La Commission consultative des droits de l’homme ne comprend pas la pertinence de certaines restrictions anti-Covid. Manque de données et de clarté.
Par manque de temps, la Commission consultative des droits de l’homme (CCDH) ne peut que survoler les nouvelles mesures de lutte contre la pandémie, contenues dans le projet de loi que les députés devaient approuver mercredi après-midi, et elle le regrette vivement. Cette urgence l’empêche de livrer «une analyse plus profonde des nouvelles restrictions».
Elle parvient néanmoins à émettre quelques critiques ayant trait aux manques d’informations et de données chiffrées qui permettraient de mieux évaluer la nécessité de prendre «des graves mesures». L’introduction d’un couvre-feu malmène le droit fondamental de la liberté de circulation et les auteurs de l’avis ont du mal à comprendre cette nouvelle disposition. «Faute de données statistiques et scientifiques sur les lieux et contacts d’infection spécifiquement en lien avec les activités nocturnes, la CCDH n’est pas en mesure d’évaluer la nécessité et la proportionnalité d’une telle mesure», écrit-elle. Les exceptions sont les bienvenues, mais le gouvernement devrait préciser ce qu’il entend par «activités professionnelles» pour autoriser les personnes à se déplacer entre 23h et 6h.
Qu’est-ce qu’un «bref déplacement» ?
Le gouvernement s’est montré plus large que ses voisins en instaurant un couvre-feu à partir de 23h seulement mais il faudra mesurer son impact avant de décider de prolonger cette mesure au-delà du 30 novembre, prévient la CCDH.
D’ailleurs, vu le montant de l’amende (de 100 à 500 euros), le gouvernement a tout intérêt à soigner son texte. Si des déplacements sont tolérés vers ou depuis une gare ou un aéroport dans le cadre d’un voyage à l’étranger, est-ce également valable pour la personne qui a conduit le voyageur ? Et pourquoi cibler les voyages à l’étranger ? Pourquoi encore, autoriser les seuls propriétaires d’animaux domestiques à effectuer de brefs déplacements dans un rayon d’un kilomètre du domicile ? Qu’est-ce qu’un «bref déplacement» ou encore un «cas de force majeure» qui autorisent à violer le couvre-feu ? La CCDH n’a pas de réponses à ses questions.

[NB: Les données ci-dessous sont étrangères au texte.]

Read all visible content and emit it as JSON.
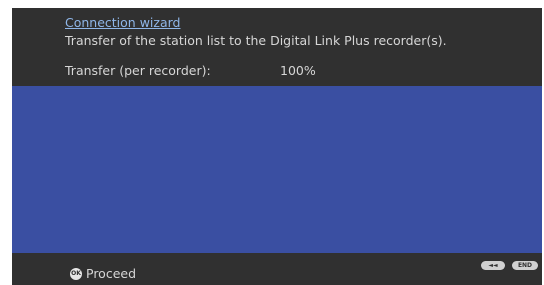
{
  "header": {
    "title": "Connection wizard",
    "description": "Transfer of the station list to the Digital Link Plus recorder(s).",
    "transfer_label": "Transfer (per recorder):",
    "transfer_value": "100%"
  },
  "footer": {
    "ok_icon_label": "OK",
    "proceed_label": "Proceed",
    "rewind_icon": "rewind-icon",
    "rewind_label": "◄◄",
    "end_label": "END"
  },
  "colors": {
    "header_bg": "#303030",
    "main_bg": "#3a4fa2",
    "link": "#8fb6e8",
    "text": "#d6d6d6"
  }
}
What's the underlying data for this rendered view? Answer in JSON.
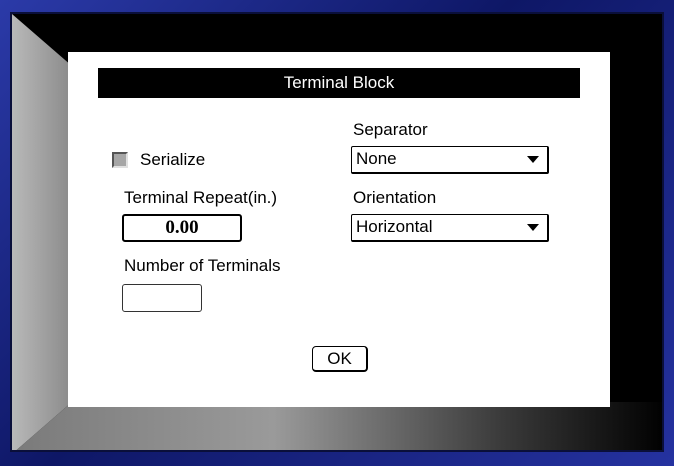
{
  "dialog": {
    "title": "Terminal Block",
    "serialize_label": "Serialize",
    "serialize_checked": false,
    "terminal_repeat_label": "Terminal Repeat(in.)",
    "terminal_repeat_value": "0.00",
    "number_of_terminals_label": "Number of Terminals",
    "number_of_terminals_value": "",
    "separator_label": "Separator",
    "separator_value": "None",
    "orientation_label": "Orientation",
    "orientation_value": "Horizontal",
    "ok_label": "OK"
  },
  "colors": {
    "frame": "#1c2a8c",
    "panel": "#ffffff",
    "title_bar": "#000000",
    "checkbox_fill": "#a6a6a6"
  }
}
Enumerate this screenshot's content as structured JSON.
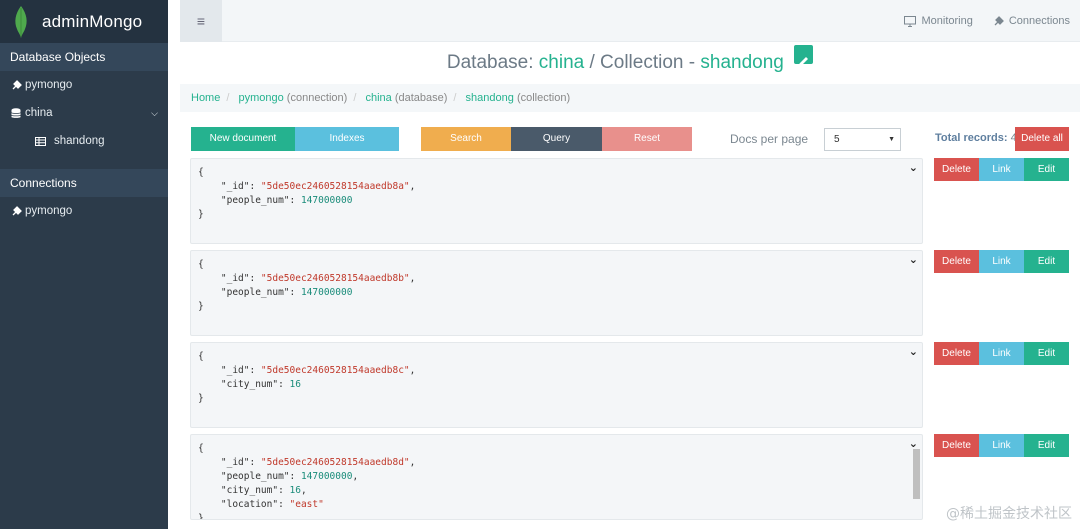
{
  "app": {
    "name": "adminMongo"
  },
  "sidebar": {
    "section_db": "Database Objects",
    "connection_item": "pymongo",
    "db_item": "china",
    "collection_item": "shandong",
    "section_conn": "Connections",
    "conn_item": "pymongo"
  },
  "topbar": {
    "monitoring": "Monitoring",
    "connections": "Connections"
  },
  "title": {
    "db_prefix": "Database:",
    "db": "china",
    "coll_prefix": "/ Collection -",
    "coll": "shandong"
  },
  "breadcrumb": {
    "home": "Home",
    "conn": "pymongo",
    "conn_type": "(connection)",
    "db": "china",
    "db_type": "(database)",
    "coll": "shandong",
    "coll_type": "(collection)"
  },
  "toolbar": {
    "new_document": "New document",
    "indexes": "Indexes",
    "search": "Search",
    "query": "Query",
    "reset": "Reset",
    "docs_per_page_label": "Docs per page",
    "docs_per_page_value": "5",
    "total_label": "Total records:",
    "total_value": "4",
    "delete_all": "Delete all"
  },
  "row_actions": {
    "delete": "Delete",
    "link": "Link",
    "edit": "Edit"
  },
  "documents": [
    {
      "lines": [
        [
          "{"
        ],
        [
          "    \"_id\": ",
          "\"5de50ec2460528154aaedb8a\"",
          ","
        ],
        [
          "    \"people_num\": ",
          "147000000",
          ""
        ],
        [
          "}"
        ]
      ]
    },
    {
      "lines": [
        [
          "{"
        ],
        [
          "    \"_id\": ",
          "\"5de50ec2460528154aaedb8b\"",
          ","
        ],
        [
          "    \"people_num\": ",
          "147000000",
          ""
        ],
        [
          "}"
        ]
      ]
    },
    {
      "lines": [
        [
          "{"
        ],
        [
          "    \"_id\": ",
          "\"5de50ec2460528154aaedb8c\"",
          ","
        ],
        [
          "    \"city_num\": ",
          "16",
          ""
        ],
        [
          "}"
        ]
      ]
    },
    {
      "lines": [
        [
          "{"
        ],
        [
          "    \"_id\": ",
          "\"5de50ec2460528154aaedb8d\"",
          ","
        ],
        [
          "    \"people_num\": ",
          "147000000",
          ","
        ],
        [
          "    \"city_num\": ",
          "16",
          ","
        ],
        [
          "    \"location\": ",
          "\"east\"",
          ""
        ],
        [
          "}"
        ]
      ]
    }
  ],
  "watermark": "@稀土掘金技术社区",
  "colors": {
    "accent": "#25b28f",
    "info": "#5bc0de",
    "warning": "#f0ad4e",
    "dark": "#4a5a6a",
    "danger_light": "#e8908c",
    "danger": "#d9534f"
  }
}
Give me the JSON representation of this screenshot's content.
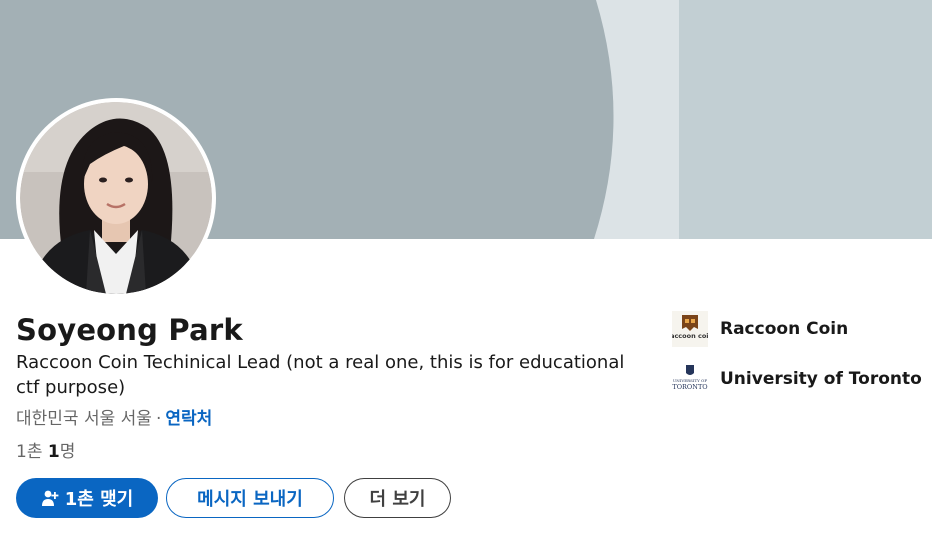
{
  "profile": {
    "name": "Soyeong Park",
    "headline": "Raccoon Coin Techinical Lead (not a real one, this is for educational ctf purpose)",
    "location": "대한민국 서울 서울",
    "separator": "·",
    "contact_label": "연락처",
    "connections_prefix": "1촌",
    "connections_count": "1",
    "connections_suffix": "명"
  },
  "actions": {
    "connect_label": "1촌 맺기",
    "message_label": "메시지 보내기",
    "more_label": "더 보기"
  },
  "sidebar": {
    "company": {
      "name": "Raccoon Coin",
      "logo_text": "raccoon coin",
      "icon": "raccoon-coin-logo"
    },
    "school": {
      "name": "University of Toronto",
      "logo_text_top": "UNIVERSITY OF",
      "logo_text": "TORONTO",
      "icon": "university-of-toronto-logo"
    }
  },
  "colors": {
    "accent": "#0a66c2",
    "banner_left": "#a0afb4",
    "banner_mid": "#dde4e8",
    "banner_right": "#c2cfd4"
  }
}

Elle s’interroge encore sur la réduction de l’accès aux commerces d’une surface de vente égale ou supérieure à 400 mètres carrés où la règle sera désormais un client par 10 m2. Pourquoi cette mesure ne s’applique-t-elle pas à toute exploitation commerciale accessible au public? La CCDH recommande au gouvernement de fournir des explications supplémentaires à cet égard.
Infecté mais apte à travailler ?
Au chapitre des rassemblements privés limités à quatre personnes extérieures au ménage et à cent personnes pour les événements publics, la CCDH rappelle l’importance du droit de manifester «qui doit être garanti en toutes circonstances». Le gouvernement s’est rattrapé dans un amendement de dernière minute précisant que cette interdiction ne s’appliquera pas à la liberté de manifester. Mais personne ne battra le pavé entre 23h et 6h, ce qui chagrine les auteurs de l’avis. Ils ne comprennent pas non plus pourquoi les marchés hebdomadaires sont explicitement exclus de l’obligation de distanciation physique et de la limitation à 100 personnes pour les rassemblements, compte tenu de la situation sanitaire actuelle et de la justification avancée par le gouvernement pour introduire de nouvelles mesures restrictives. La CCDH demande des explications supplémentaires.
Même observation pour les activités sportives, dont certaines sont autorisées et pas d’autres. Quant aux exceptions au port du masque, le gouvernement devra préciser sa copie aussi et plus précisément en ce qui concerne les pratiques dans les milieux culturel et parascolaire.
En ce qui concerne les autorisations de sortie pour les personnes infectées, la CCDH souligne que «toute décision relative à une interdiction ou à une autorisation de sortie doit être basée sur les droits humains et les besoins spécifiques de tout un chacun». Faisant référence aux mises en quarantaine partielles du personnel enseignant, elle exhorte le gouvernement à veiller à ce que la possibilité du directeur de la Santé d’accorder des autorisations de sortie ne soit pas exclusivement utilisée pour satisfaire aux besoins organisationnels de certains employeurs publics ou privés. Est-ce que les personnes infectées ou à haut risque d’être infectées peuvent être forcées de continuer à travailler ou de fréquenter l’école ? La CCDH se pose la question.